The Working of An Atomic Clock

Atomic clocks work by keeping time using atoms. One popular design uses atoms of an isotope of caesium, Cs-133. The International Committee for Weights and Measures first used it in 1967 to define the duration of one second. India also uses a Cs-133 atomic clock to define the second for timekeeping within its borders.

• Cs-133 is a highly stable atom and is found naturally, which is why it is so commonly used in atomic clocks.
• Atomic clocks exploit a fundamental property of all atoms: their ability to jump between different energy levels. Energy levels are like the steps of a ladder. An atom climbs up the ladder by absorbing energy, like electromagnetic radiation.
• In a Cs atomic clock, the energy needed for the atom to jump to a higher energy level matches the frequency of microwave radiation. This frequency is related in some fully understood way to the duration of a second.
• The Cs-133 atoms absorb this radiation and jump to a higher energy level. This transition only happens when the frequency of the applied radiation is equal to 9,192,631,770 Hz.

How optical Atomic Clocks are different?

Optical atomic clocks are even more accurate. While they have the same working principle, the resonance frequency here is in the optical range. Radiation in this range includes visible light (to humans) and ultraviolet and infrared radiation. As part of an optical atomic clock, researchers use lasers to stimulate atomic transitions. The lasers’ light is highly coherent: the emitted light waves all have the same frequency and their wavelengths are related to each other in a way that doesn’t change. The result is light with more precise properties and great stability. Optical atomic clocks use coherent light to achieve higher accuracy in two main ways. The first is the higher operating frequency of atomic clocks. Say we have two clocks, A and B. A has a higher operating frequency than that of B, which means A will complete more oscillations than B in the same time.

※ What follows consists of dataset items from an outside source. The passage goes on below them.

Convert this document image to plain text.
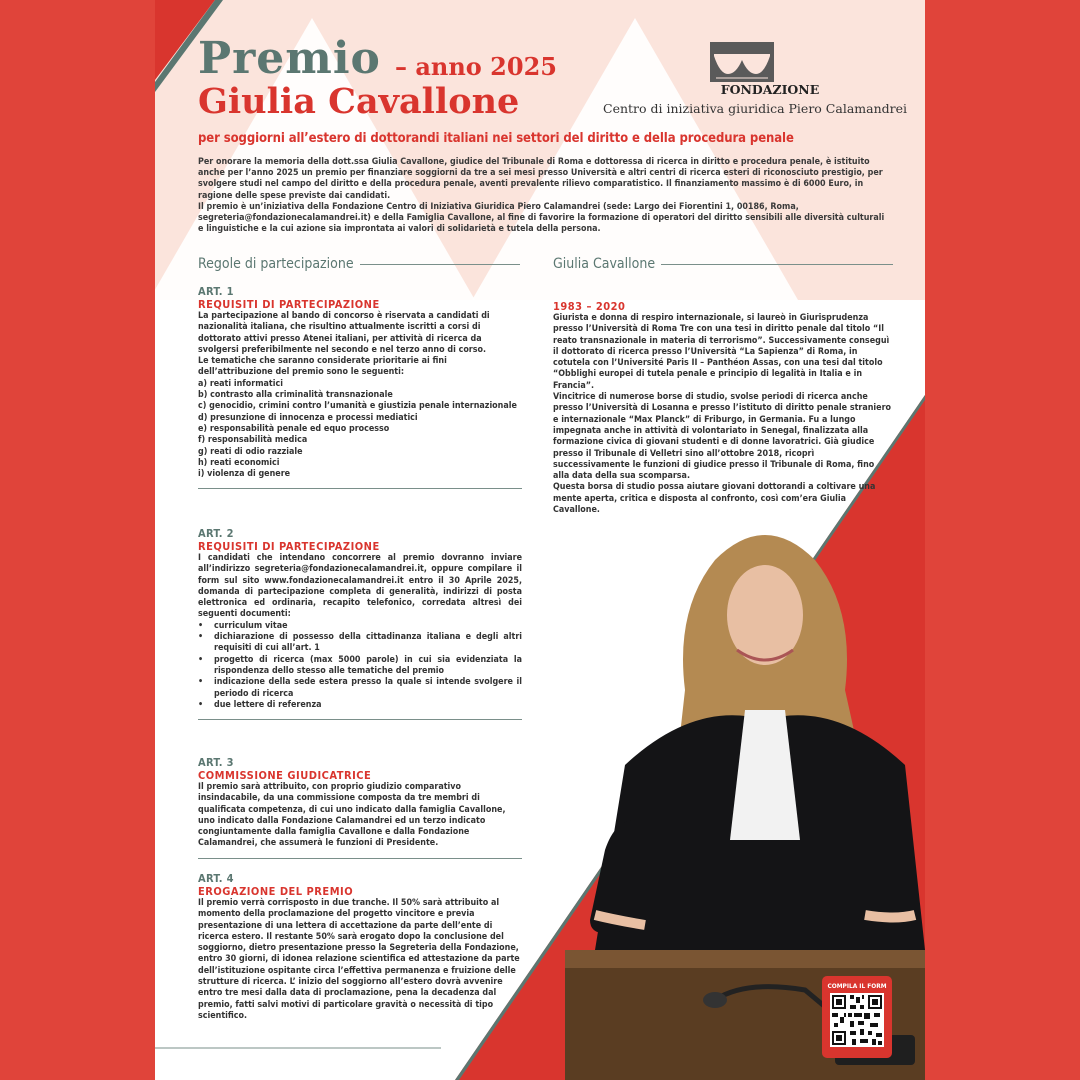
Premio – anno 2025
Giulia Cavallone	FONDAZIONE
Centro di iniziativa giuridica Piero Calamandrei
per soggiorni all’estero di dottorandi italiani nei settori del diritto e della procedura penale

Per onorare la memoria della dott.ssa Giulia Cavallone, giudice del Tribunale di Roma e dottoressa di ricerca in diritto e procedura penale, è istituito anche per l’anno 2025 un premio per finanziare soggiorni da tre a sei mesi presso Università e altri centri di ricerca esteri di riconosciuto prestigio, per svolgere studi nel campo del diritto e della procedura penale, aventi prevalente rilievo comparatistico. Il finanziamento massimo è di 6000 Euro, in ragione delle spese previste dai candidati.

Il premio è un’iniziativa della Fondazione Centro di Iniziativa Giuridica Piero Calamandrei (sede: Largo dei Fiorentini 1, 00186, Roma, segreteria@fondazionecalamandrei.it) e della Famiglia Cavallone, al fine di favorire la formazione di operatori del diritto sensibili alle diversità culturali e linguistiche e la cui azione sia improntata ai valori di solidarietà e tutela della persona.

Regole di partecipazione	Giulia Cavallone
ART. 1
REQUISITI DI PARTECIPAZIONE

La partecipazione al bando di concorso è riservata a candidati di nazionalità italiana, che risultino attualmente iscritti a corsi di dottorato attivi presso Atenei italiani, per attività di ricerca da svolgersi preferibilmente nel secondo e nel terzo anno di corso.

Le tematiche che saranno considerate prioritarie ai fini dell’attribuzione del premio sono le seguenti:

a) reati informatici
b) contrasto alla criminalità transnazionale
c) genocidio, crimini contro l’umanità e giustizia penale internazionale
d) presunzione di innocenza e processi mediatici
e) responsabilità penale ed equo processo
f) responsabilità medica
g) reati di odio razziale
h) reati economici
i) violenza di genere
ART. 2
REQUISITI DI PARTECIPAZIONE

I candidati che intendano concorrere al premio dovranno inviare all’indirizzo segreteria@fondazionecalamandrei.it, oppure compilare il form sul sito www.fondazionecalamandrei.it entro il 30 Aprile 2025, domanda di partecipazione completa di generalità, indirizzi di posta elettronica ed ordinaria, recapito telefonico, corredata altresì dei seguenti documenti:

• curriculum vitae
• dichiarazione di possesso della cittadinanza italiana e degli altri requisiti di cui all’art. 1
• progetto di ricerca (max 5000 parole) in cui sia evidenziata la rispondenza dello stesso alle tematiche del premio
• indicazione della sede estera presso la quale si intende svolgere il periodo di ricerca
• due lettere di referenza
ART. 3
COMMISSIONE GIUDICATRICE

Il premio sarà attribuito, con proprio giudizio comparativo insindacabile, da una commissione composta da tre membri di qualificata competenza, di cui uno indicato dalla famiglia Cavallone, uno indicato dalla Fondazione Calamandrei ed un terzo indicato congiuntamente dalla famiglia Cavallone e dalla Fondazione Calamandrei, che assumerà le funzioni di Presidente.

ART. 4
EROGAZIONE DEL PREMIO

Il premio verrà corrisposto in due tranche. Il 50% sarà attribuito al momento della proclamazione del progetto vincitore e previa presentazione di una lettera di accettazione da parte dell’ente di ricerca estero. Il restante 50% sarà erogato dopo la conclusione del soggiorno, dietro presentazione presso la Segreteria della Fondazione, entro 30 giorni, di idonea relazione scientifica ed attestazione da parte dell’istituzione ospitante circa l’effettiva permanenza e fruizione delle strutture di ricerca. L’ inizio del soggiorno all’estero dovrà avvenire entro tre mesi dalla data di proclamazione, pena la decadenza dal premio, fatti salvi motivi di particolare gravità o necessità di tipo scientifico.

1983 – 2020

Giurista e donna di respiro internazionale, si laureò in Giurisprudenza presso l’Università di Roma Tre con una tesi in diritto penale dal titolo “Il reato transnazionale in materia di terrorismo”. Successivamente conseguì il dottorato di ricerca presso l’Università “La Sapienza” di Roma, in cotutela con l’Université Paris II – Panthéon Assas, con una tesi dal titolo “Obblighi europei di tutela penale e principio di legalità in Italia e in Francia”.

Vincitrice di numerose borse di studio, svolse periodi di ricerca anche presso l’Università di Losanna e presso l’istituto di diritto penale straniero e internazionale “Max Planck” di Friburgo, in Germania. Fu a lungo impegnata anche in attività di volontariato in Senegal, finalizzata alla formazione civica di giovani studenti e di donne lavoratrici. Già giudice presso il Tribunale di Velletri sino all’ottobre 2018, ricoprì successivamente le funzioni di giudice presso il Tribunale di Roma, fino alla data della sua scomparsa.

Questa borsa di studio possa aiutare giovani dottorandi a coltivare una mente aperta, critica e disposta al confronto, così com’era Giulia Cavallone.

COMPILA IL FORM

Optical atomic clocks at sea

The researchers conducted initial tests at the U.S. National Institute of Standards and Technology (NIST) in April 2022. They operated two prototypes, called PICKLES and EPIC, autonomously for 34 days. The optical atomic clocks’ accuracy fluctuated less over short periods, outperforming NIST’s hydrogen maser ST05, one of the world’s most accurate and stable atomic clocks, which is based on hydrogen atoms.